All that was left was a walk across the beautiful gardens to the car park. I would have killed for an afternoon cup of coffee and a scone with jam and cream, at the upper restaurant, but we were moneyless.

So, a very good hike.  Leucaspermum above, but I don't know which one. 

It is a beautiful mountain. Just go prepared.

12 comments:

  1. Excellent pictures!! Salut!!

    Happy MMXI!!!

    Frank, Barcelona

    http://balapertotarreu.blogspot.com

    ReplyDelete
  2. A wonderful post. I've never been able to do this walk and certainly won't be able to do so now, so you brought it to life for me.

    ReplyDelete
  3. I'm exhausted just looking at the "path" you had to traverse, but the flowers are certainly worth it (at least for me!). Didn't know that your back talks like Estorbo, tho!

    ReplyDelete
  4. Lovely photos, and glorious scenery. Reminds me of San Francisco a bit. Do you ever use SA plants on the terrace or in any of your garden designs, even as annuals? What are the keys to success? I've found both Pseudoselago serrata and Zaluzianskya hard to bring through summer heat and humidity in the NYC metro area. I'd suck it up if they'd recover come fall, but when I've tried, they always seem a bit deflated by the time cool evenings returned. I keep thinking there must be some trick, because I have good luck with certain other SA plants I use for annual interest e.g. scented pelargoniums and nemesia (both of which have self-sowed, and the nemesias bloomed way into Dec this year). It's not that I have a thing in particular for SA plants - I just have a thing for those two I can't seem to grow well.

    ReplyDelete
  5. Marie, your photos of this hike and the flora are fabulous - almost as good as doing it again myself, but - not quite. I am hoping to go up to see the Disa uniflora in early Feb, hopefully on a cooler day, and not up Skeleton or Nursery, but from Constantia Nek and along the cement road past the dams to the Waterworks Museum and then up the little kloof that ends at the aqueduct, or perhaps the other way, skirting along the front of the mountain after Wynberg Overseer's hut - now renovated into a lovely stopover for part of the Hoerequagga Trail - and on up to the aqueduct that way - both, for me anyway, an easier option than the slog up Skeleton.
    You didn't perhaps see the "Drip Disa" - Disa longicornu? They used to be growing in the damp rocky slopes directly above the aqueduct and flower at this time of the year.

    ReplyDelete
  6. WOW! What a glorious place! (I see your back ees speegheen Spanish:-)

    ReplyDelete
  7. Incredible contrasts between the deep blue waters and the redish-brown color of the pools. I think that you should stay there as long as possible, considering the recent predictions for the weather on your side of the continent. What a wonderful day you had.

    ReplyDelete
  8. I had to Google cheeze whiz...I wish I hadn't!

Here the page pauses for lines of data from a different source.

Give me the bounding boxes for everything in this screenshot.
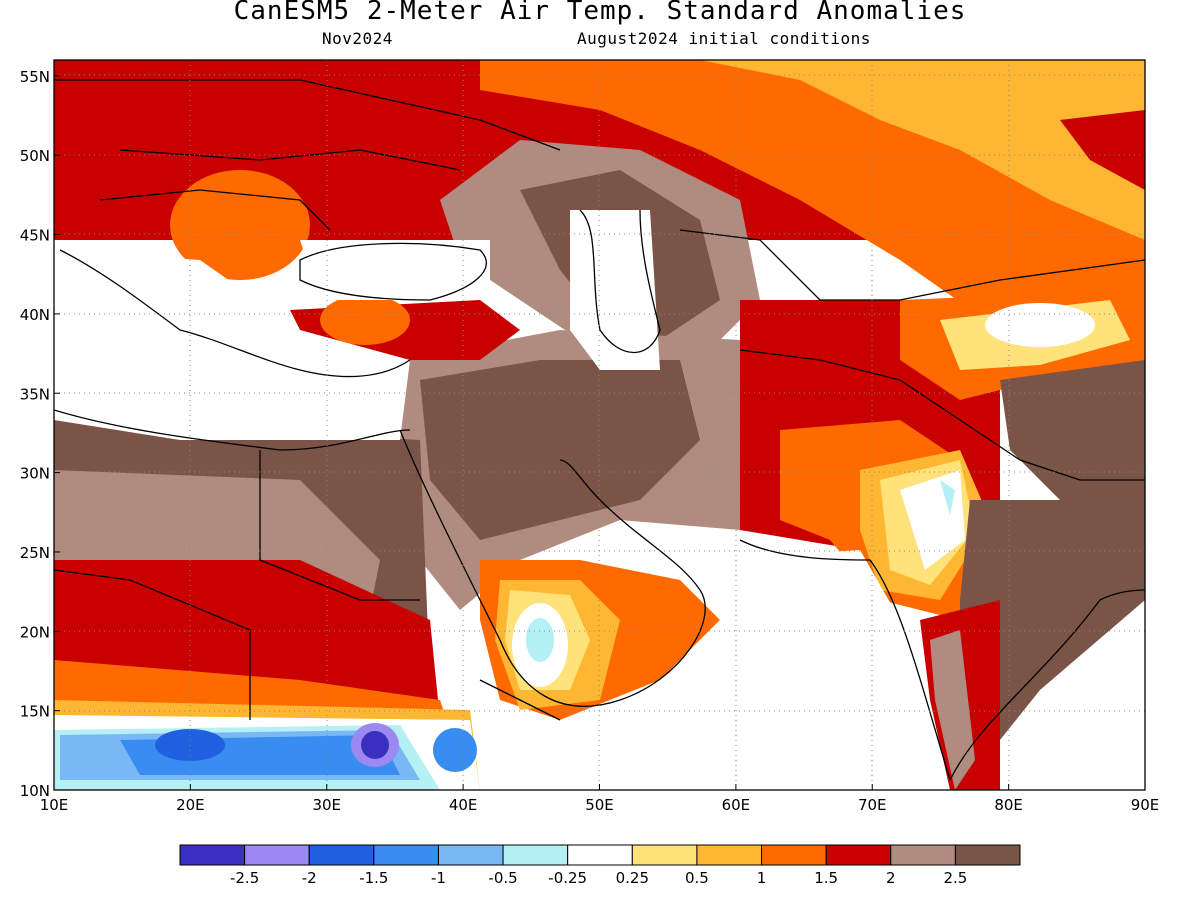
colorbar-label: -0.25 [548,869,587,887]
lat-tick-label: 45N [20,227,50,245]
colorbar-label: -2.5 [230,869,259,887]
valid-month: Nov2024 [322,29,393,48]
colorbar-label: 1.5 [814,869,838,887]
lon-tick-label: 40E [449,796,478,814]
lon-tick-label: 60E [722,796,751,814]
lat-tick-label: 20N [20,623,50,641]
lat-tick-labels: 10N 15N 20N 25N 30N 35N 40N 45N 50N 55N [20,68,60,800]
lat-tick-label: 10N [20,782,50,800]
colorbar-swatch [567,844,633,866]
lon-tick-labels: 10E 20E 30E 40E 50E 60E 70E 80E 90E [40,784,1160,814]
colorbar-swatch [631,844,698,866]
lon-tick-label: 50E [585,796,614,814]
lat-tick-label: 40N [20,306,50,324]
gridlines [54,60,1145,790]
colorbar-swatch [954,844,1021,866]
colorbar-swatch [761,844,827,866]
colorbar-label: 1 [757,869,767,887]
coastlines [54,79,1145,781]
colorbar-label: -0.5 [488,869,517,887]
colorbar-swatch [373,844,439,866]
colorbar-swatch [502,844,569,866]
init-conditions: August2024 initial conditions [577,29,871,48]
colorbar-swatch [825,844,892,866]
colorbar-label: 2 [886,869,896,887]
colorbar-label: -1 [431,869,446,887]
colorbar-label: 2.5 [943,869,967,887]
lon-tick-label: 80E [994,796,1023,814]
lon-tick-label: 20E [176,796,205,814]
lat-tick-label: 55N [20,68,50,86]
colorbar-label: 0.25 [616,869,649,887]
lon-tick-label: 90E [1131,796,1160,814]
colorbar-swatch [696,844,763,866]
colorbar: -2.5 -2 -1.5 -1 -0.5 -0.25 0.25 0.5 1 1.5 2 2.5 [179,844,1021,887]
colorbar-label: -1.5 [359,869,388,887]
lon-tick-label: 70E [858,796,887,814]
colorbar-swatch [890,844,956,866]
lon-tick-label: 30E [312,796,341,814]
colorbar-label: 0.5 [685,869,709,887]
lat-tick-label: 25N [20,544,50,562]
lat-tick-label: 35N [20,385,50,403]
lat-tick-label: 30N [20,465,50,483]
map-title: CanESM5 2-Meter Air Temp. Standard Anoma… [233,0,967,26]
lat-tick-label: 15N [20,703,50,721]
colorbar-swatch [437,844,504,866]
colorbar-swatch [179,844,246,866]
colorbar-swatch [244,844,310,866]
colorbar-label: -2 [302,869,317,887]
lon-tick-label: 10E [40,796,69,814]
lat-tick-label: 50N [20,147,50,165]
colorbar-swatch [308,844,375,866]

    But the rest was lovely, especially the king protea photo.

    ReplyDelete
  9. Beautiful pictures of a beautiful walk. And nice frogs. Both of them. ;-)

    ReplyDelete
  10. thank you.. i remember, i remember, the house (land) where I was born..

    ReplyDelete

Comments on posts older than 48 hours are moderated (for spam control) . Yours will be seen! Unless you are a troll. Serial trollers are banned.